Storicamente. Laboratorio di storia
La musica degli anni Sessanta e il movimento giovanile

«Sono musicomani incalliti – si leggeva nel giugno del ’63 su «Vie Nuove» descrivendo i giovani italiani – conoscono ogni mistero del Juke box. […] Il loro bagaglio culturale è ricco di canzoni, di nomi di cantanti, di espressioni di libri beatnik» ( A. Zerbi, La noia dei topi d’oro, «Vie Nuove», 26 (27 giugno 1967)). E infatti, secondo un’indagine Doxa, nell’Italia del 1965, i circa sei milioni di giovani di età compresa tra i 13 e i 19 anni, ciascuno dei quali aveva acquistato nel 1964 almeno un 45 giri a settimana e 22 milioni di dischi, per un totale di 16 miliardi. «Contemporaneamente» - riferiva «Panorama» nell’ottobre del ’66 - «i 20 mila jukebox, funzionanti un po’ dovunque, hanno ingoiato monete da 50 e da 100 lire per complessivi 5 miliardi». Altrettanti soldi erano stati spesi dai giovanissimi per correre in go-kart, bere al bar, andare a ballare e al cinema, abitudini e passatempi vivacemente deplorati dagli adulti. Alle orecchie di questi ultimi, abituati alla melodia e alla forma tradizionale della canzone italiana, la nuova musica suonava rumorosamente assordante.

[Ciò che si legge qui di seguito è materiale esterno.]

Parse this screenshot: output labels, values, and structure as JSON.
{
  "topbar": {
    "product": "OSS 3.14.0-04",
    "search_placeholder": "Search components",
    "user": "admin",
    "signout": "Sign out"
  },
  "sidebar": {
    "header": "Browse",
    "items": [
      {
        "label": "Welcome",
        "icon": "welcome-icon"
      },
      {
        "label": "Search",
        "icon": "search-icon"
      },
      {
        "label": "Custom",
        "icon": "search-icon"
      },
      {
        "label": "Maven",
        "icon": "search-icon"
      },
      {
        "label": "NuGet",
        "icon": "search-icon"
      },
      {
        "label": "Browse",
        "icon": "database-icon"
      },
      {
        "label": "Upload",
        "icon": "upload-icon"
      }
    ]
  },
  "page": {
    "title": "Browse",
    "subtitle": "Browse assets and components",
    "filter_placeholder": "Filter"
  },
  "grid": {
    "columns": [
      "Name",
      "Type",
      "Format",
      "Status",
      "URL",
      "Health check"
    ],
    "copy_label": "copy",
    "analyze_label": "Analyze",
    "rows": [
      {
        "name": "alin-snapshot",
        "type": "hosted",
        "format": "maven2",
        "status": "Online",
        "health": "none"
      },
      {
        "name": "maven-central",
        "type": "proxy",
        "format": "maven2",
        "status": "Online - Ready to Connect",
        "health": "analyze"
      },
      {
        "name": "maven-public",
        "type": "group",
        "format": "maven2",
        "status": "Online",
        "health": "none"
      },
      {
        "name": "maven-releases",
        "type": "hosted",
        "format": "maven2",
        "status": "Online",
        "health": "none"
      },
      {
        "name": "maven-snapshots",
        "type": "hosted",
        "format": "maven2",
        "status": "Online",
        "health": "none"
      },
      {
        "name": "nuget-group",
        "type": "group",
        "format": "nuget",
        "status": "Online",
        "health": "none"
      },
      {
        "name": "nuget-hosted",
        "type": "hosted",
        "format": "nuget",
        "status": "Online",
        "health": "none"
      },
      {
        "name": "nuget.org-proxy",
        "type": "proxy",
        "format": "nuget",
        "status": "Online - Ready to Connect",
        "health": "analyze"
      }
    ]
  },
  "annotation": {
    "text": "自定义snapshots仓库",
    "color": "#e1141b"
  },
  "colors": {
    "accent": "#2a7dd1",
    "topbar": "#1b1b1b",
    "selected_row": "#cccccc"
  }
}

E rumorosamente assordante era il Cantagiro, la manifestazione canora itinerante ideata da Ezio Radaelli nel 1962, che nella seconda metà degli anni Sessanta fu un formidabile strumento di diffusione della musica beat, dei suoi contenuti, dei capelli lunghi e della minigonna.
Secondo Marcello Flores e Alberto De Bernardi, infatti, «gli anni Sessanta non sono solo il decennio dei diritti civili e della guerra del Vietnam, delle rivolte di strada e degli assassinii politici, ma anche dei Beatles e dei Rolling Stones, di Bob Dylan e Janis Joplin, di Jimi Hendrix e Jim Morrison». La musica e il suo linguaggio universale furono gli elementi che “affratellarono” i beat di tutte le nazionalità che iniziarono a viaggiare di paese in paese in autostop e in compagnia di un sacco a pelo dando vita alla generazione dei «giovani che vanno». I Rockes, I Corvi, I Nomadi, Francesco Guccini, L’Equipe 84, I New Dada e tanti altri, inserirono nel contesto musicale italiano oltre ai capelli lunghi, ai jeans e all’abbigliamento stravagante, anche i temi della rivolta sociale. Nei testi, spesso tradotti e riarrangiati dall’inglese, si raccontava il disagio esistenziale della condizione giovanile, la necessità di credere «a un mondo nuovo e a una speranza appena nata», la contrarietà alla guerra e il pacifismo, – Guccini nel 1965 scrivendo Dio è morto immaginò una «rivolta senza armi» - l’insofferenza del mondo giovanile verso i genitori e il mondo degli adulti rivendicando il diritto a vivere una vita diversa. Nelle canzoni beat l’antimilitarismo dava il ben servito alla tematica amorosa, il pacifismo, la protesta contro la guerra del Vietnam e la paura della bomba sostituivano il binomio cuore/amore.